The Gunnison Valley Second Homeowners Group formed, as first reported by the Colorado Sun, to fight the ban that the county introduced on April 5 in an attempt to curb the spread of COVID-19. Along with not permitting vacation and secondary homeowners to come to their properties, it also required anyone who is not a permanent resident of the county to leave. (A review process exempted around 120 homeowners who were already in their homes when the order was announced.) Those who did not follow the order risked a $5,000 fine and up to 18 months in jail.
The decision was made to protect the residents of the county, who number around 17,000, from an influx of visitors; over 4,400 people from other parts of the country own second homes in the area, which was one of the hardest hit in the state at the time of the order.
But critics, who include Texas Attorney General Ken Paxton, said that the health order discriminates against those who own property in the area. Other counties introduced much less stringent measures by simply requiring visitors from other parts of the country to self-quarantine for 14 days.
“Gunnison County’s message to second-home owners was ‘you are a burden on the resources that your tax dollars support,” Jim Moran, who lives in Texas and is one of the group’s organizers, told the Sun.
After receiving an email saying that their request to access their Gunnison property had been denied, James and Joyce Cillessen, who live in Arvada county, sued the county’s commissioners and public health director Joni Reynolds by arguing that the ban on part-time residents violated the U.S. Constitution before dropping the case on June 8.
In addition to fighting the coronavirus ban, the Gunnison Valley Second Homeowners Group also aims to disrupt the Democratic majority on the Gunnison County Board of County Commissioners by voting in two candidates they support: Dave Taylor, a Republican business owner, and Trudy Vader, an unaffiliated rancher.
Moran is moving to register the group as an independent expenditure committee and run campaigns in support of Taylor and Vader. While the committee is not coordinating or donating to candidates, it will be running a campaign encouraging residents to vote for Taylor and Vader, who entered the race late but have since worked to get themselves on the ballot for the November elections.
“We just want to be the voice that unifies and brings a little bit of fairness in governance within this county,” Moran said. “One of the primary lessons we learned this spring was that you can’t really have an effective voice on issues unless you have an organization.”
Moran’s activities have created a rift among the community’s secondary and vacation homeowners. While a private Facebook group he created has over 650 members who largely argue that they are being treated unfairly, other homeowners have agreed that the temporary measures were necessary given the unprecedented nature of the virus and the county’s limited medical facilities.
“I think there is a much larger collection of second-home owners who are the silent majority who don’t want to upend local politics and really do care about the locals here and want to protect the community we all chose to buy into,” Steve Loden, a Houston attorney with two homes in Gunnison County, told the Sun.
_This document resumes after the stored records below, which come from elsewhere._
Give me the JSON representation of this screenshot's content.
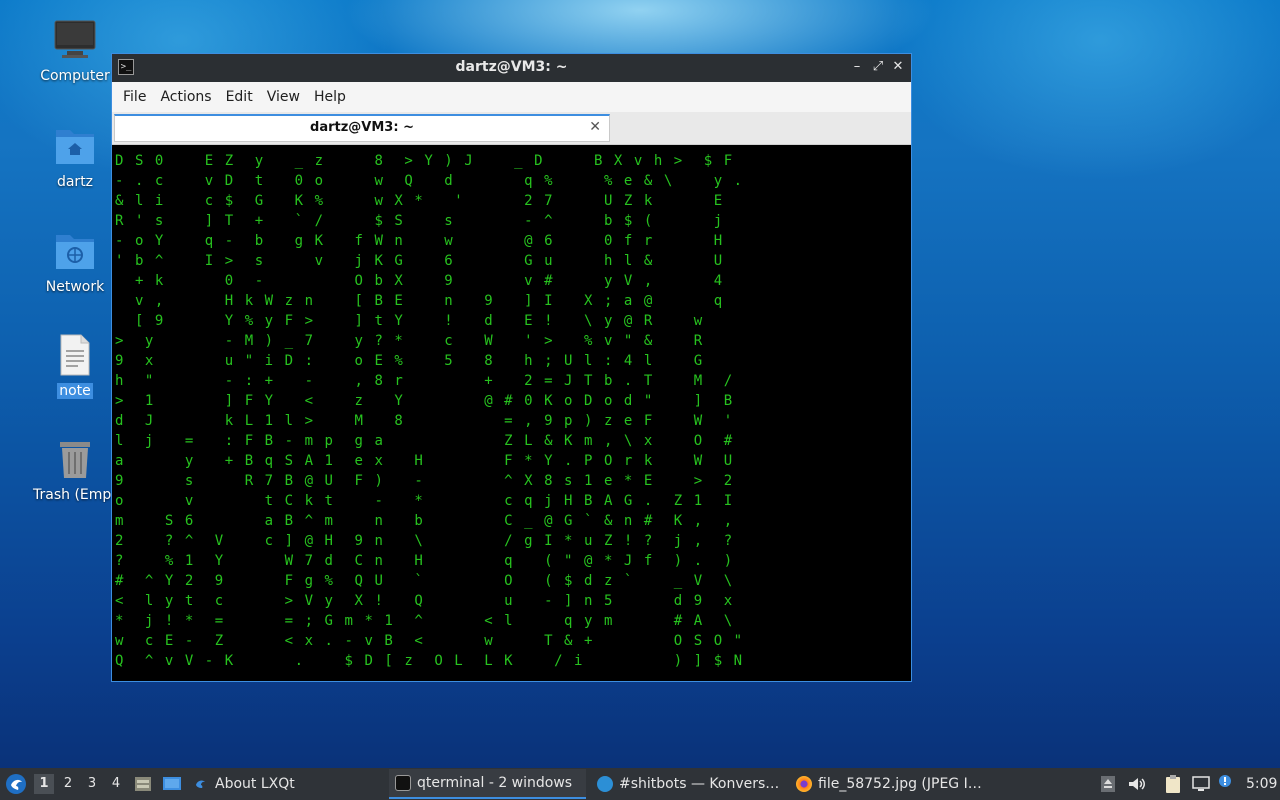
{
  "desktop": {
    "icons": [
      {
        "label": "Computer"
      },
      {
        "label": "dartz"
      },
      {
        "label": "Network"
      },
      {
        "label": "note"
      },
      {
        "label": "Trash (Empty)"
      }
    ]
  },
  "window": {
    "title": "dartz@VM3: ~",
    "app_icon": ">_",
    "controls": {
      "minimize": "–",
      "maximize": "⤢",
      "close": "✕"
    },
    "menu": [
      "File",
      "Actions",
      "Edit",
      "View",
      "Help"
    ],
    "tab": {
      "label": "dartz@VM3: ~",
      "close": "✕"
    },
    "terminal_columns": [
      ">9h>dlaa9om2?#<*wQ",
      "",
      "D-&R-'",
      "",
      "S.l'ob+v[yx\"1Jj",
      "",
      "0cisY^k,9",
      "",
      "",
      "",
      "",
      "S?%^ljc^",
      "",
      "=ys66^1Y2!E-v",
      "",
      "Evc]qI",
      "",
      "",
      "V",
      "",
      "",
      "",
      "Z",
      "",
      "ZD$T->0HY-u-]k",
      "",
      "",
      "",
      "",
      "",
      "",
      "",
      "",
      "+RtacW9c=<",
      "",
      "",
      "",
      "",
      "",
      "",
      "",
      "",
      "",
      "",
      "",
      "",
      "",
      "",
      "",
      "",
      "",
      "",
      "",
      "",
      "",
      "",
      "",
      "",
      "",
      "",
      "",
      "",
      "",
      "",
      "",
      "",
      "",
      "",
      "",
      "",
      "",
      "",
      "",
      "",
      "",
      "",
      "",
      "",
      "",
      "",
      "",
      "",
      "",
      "",
      "",
      "",
      "",
      "",
      "",
      "",
      ""
    ],
    "terminal_rows": [
      "D S 0    E Z  y   _ z     8  > Y ) J    _ D     B X v h >  $ F",
      "- . c    v D  t   0 o     w  Q   d       q %     % e & \\    y .",
      "& l i    c $  G   K %     w X *   '      2 7     U Z k      E",
      "R ' s    ] T  +   ` /     $ S    s       - ^     b $ (      j",
      "- o Y    q -  b   g K   f W n    w       @ 6     0 f r      H",
      "' b ^    I >  s     v   j K G    6       G u     h l &      U",
      "  + k      0  -         O b X    9       v #     y V ,      4",
      "  v ,      H k W z n    [ B E    n   9   ] I   X ; a @      q",
      "  [ 9      Y % y F >    ] t Y    !   d   E !   \\ y @ R    w",
      ">  y       - M ) _ 7    y ? *    c   W   ' >   % v \" &    R",
      "9  x       u \" i D :    o E %    5   8   h ; U l : 4 l    G",
      "h  \"       - : +   -    , 8 r        +   2 = J T b . T    M  /",
      ">  1       ] F Y   <    z   Y        @ # 0 K o D o d \"    ]  B",
      "d  J       k L 1 l >    M   8          = , 9 p ) z e F    W  '",
      "l  j   =   : F B - m p  g a            Z L & K m , \\ x    O  #",
      "a      y   + B q S A 1  e x   H        F * Y . P O r k    W  U",
      "9      s     R 7 B @ U  F )   -        ^ X 8 s 1 e * E    >  2",
      "o      v       t C k t    -   *        c q j H B A G .  Z 1  I",
      "m    S 6       a B ^ m    n   b        C _ @ G ` & n #  K ,  ,",
      "2    ? ^  V    c ] @ H  9 n   \\        / g I * u Z ! ?  j ,  ?",
      "?    % 1  Y      W 7 d  C n   H        q   ( \" @ * J f  ) .  )",
      "#  ^ Y 2  9      F g %  Q U   `        O   ( $ d z `    _ V  \\",
      "<  l y t  c      > V y  X !   Q        u   - ] n 5      d 9  x",
      "*  j ! *  =      = ; G m * 1  ^      < l     q y m      # A  \\",
      "w  c E -  Z      < x . - v B  <      w     T & +        O S O \"",
      "Q  ^ v V - K      .    $ D [ z  O L  L K    / i         ) ] $ N"
    ]
  },
  "taskbar": {
    "workspaces": [
      "1",
      "2",
      "3",
      "4"
    ],
    "tasks": [
      {
        "label": "About LXQt"
      },
      {
        "label": "qterminal - 2 windows"
      },
      {
        "label": "#shitbots — Konvers…"
      },
      {
        "label": "file_58752.jpg (JPEG I…"
      }
    ],
    "clock": "5:09"
  },
  "colors": {
    "accent": "#3d8ee0",
    "terminal_text": "#27c21f",
    "terminal_highlight": "#e0e0e0",
    "terminal_bg": "#000000",
    "panel": "#2f3338"
  }
}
He said that he was banned from Moran’s Facebook group after pointing out that the ban was temporary and introduced at a time when few were going to their vacation homes anyway.
John Norton, the executive director of the Tourism and Prosperity Partnership for Gunnison County, said that the order may have come across the wrong way given its tone and how quickly it was made. But he also said that it was necessary given the rapid spread of the virus in April and May.
“There was a good reason for this order,” he told the Sun. “Gunnison Valley Hospital has no ICU capabilities. But the order was handled in a ham-handed way that many nonresident homeowners took offense to.”Nonresident homeowners are vital to making our valley work, just as they are vital in every ski valley in the state. Many are beloved neighbors, even if they spend less than half a year annually in the valley.”